Any business counts on certainty in its contracts. In-house counsel must ensure that any agreement that their company enters into contains a clearly delineated set of rights and obligations. As a result, both internal and external lawyers pore over the minutiae of each contract, exchanging redlined drafts with points that may never have any relevance. This is only after the struggle over which attorney's basic form agreement to use as a starting point for an agreement.
Although this battle over the forms can seem like a waste of time and resources, it plays a crucial role in the ultimate agreement between the parties. This is because each lawyer's form contains a variety of “boilerplate provisions” that are simply cut and pasted from agreement to agreement. The term “boilerplate” connotes standardized, one-size-fits-all provisions. These “standard” provisions, which may be lengthier than the sections detailing the relevant economic terms, are generally not the subject of negotiation, or in some cases even review by the respective lawyers.
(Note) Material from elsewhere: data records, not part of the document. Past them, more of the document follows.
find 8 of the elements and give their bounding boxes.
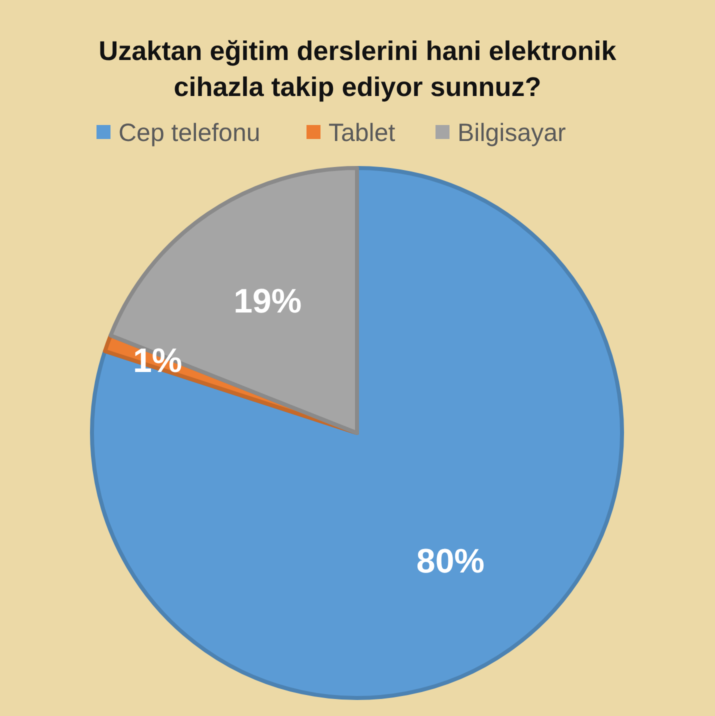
legend-label: Tablet [328,119,396,147]
pie-slice [90,166,624,700]
chart-title: Uzaktan eğitim derslerini hani elektronik cihazla takip ediyor sunnuz? [98,36,618,102]
pie-slice [108,166,359,435]
legend-label: Bilgisayar [458,119,566,147]
data-label: 80% [416,542,484,581]
data-label: 19% [234,282,302,320]
legend-label: Cep telefonu [118,119,260,147]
The merger clause as compared to the non-reliance provision
Merger clauses, also known as integration provisions, are fairly standard in commercial agreements and have nothing to do with the busing of students or the combination of two companies. The typical language may read similar to this statement: "This written agreement expresses the entire agreement between the parties with respect to the subject matter contained herein, and supersedes any prior written or unwritten agreements between the parties or their affiliates with regard to the subject matter of this Agreement."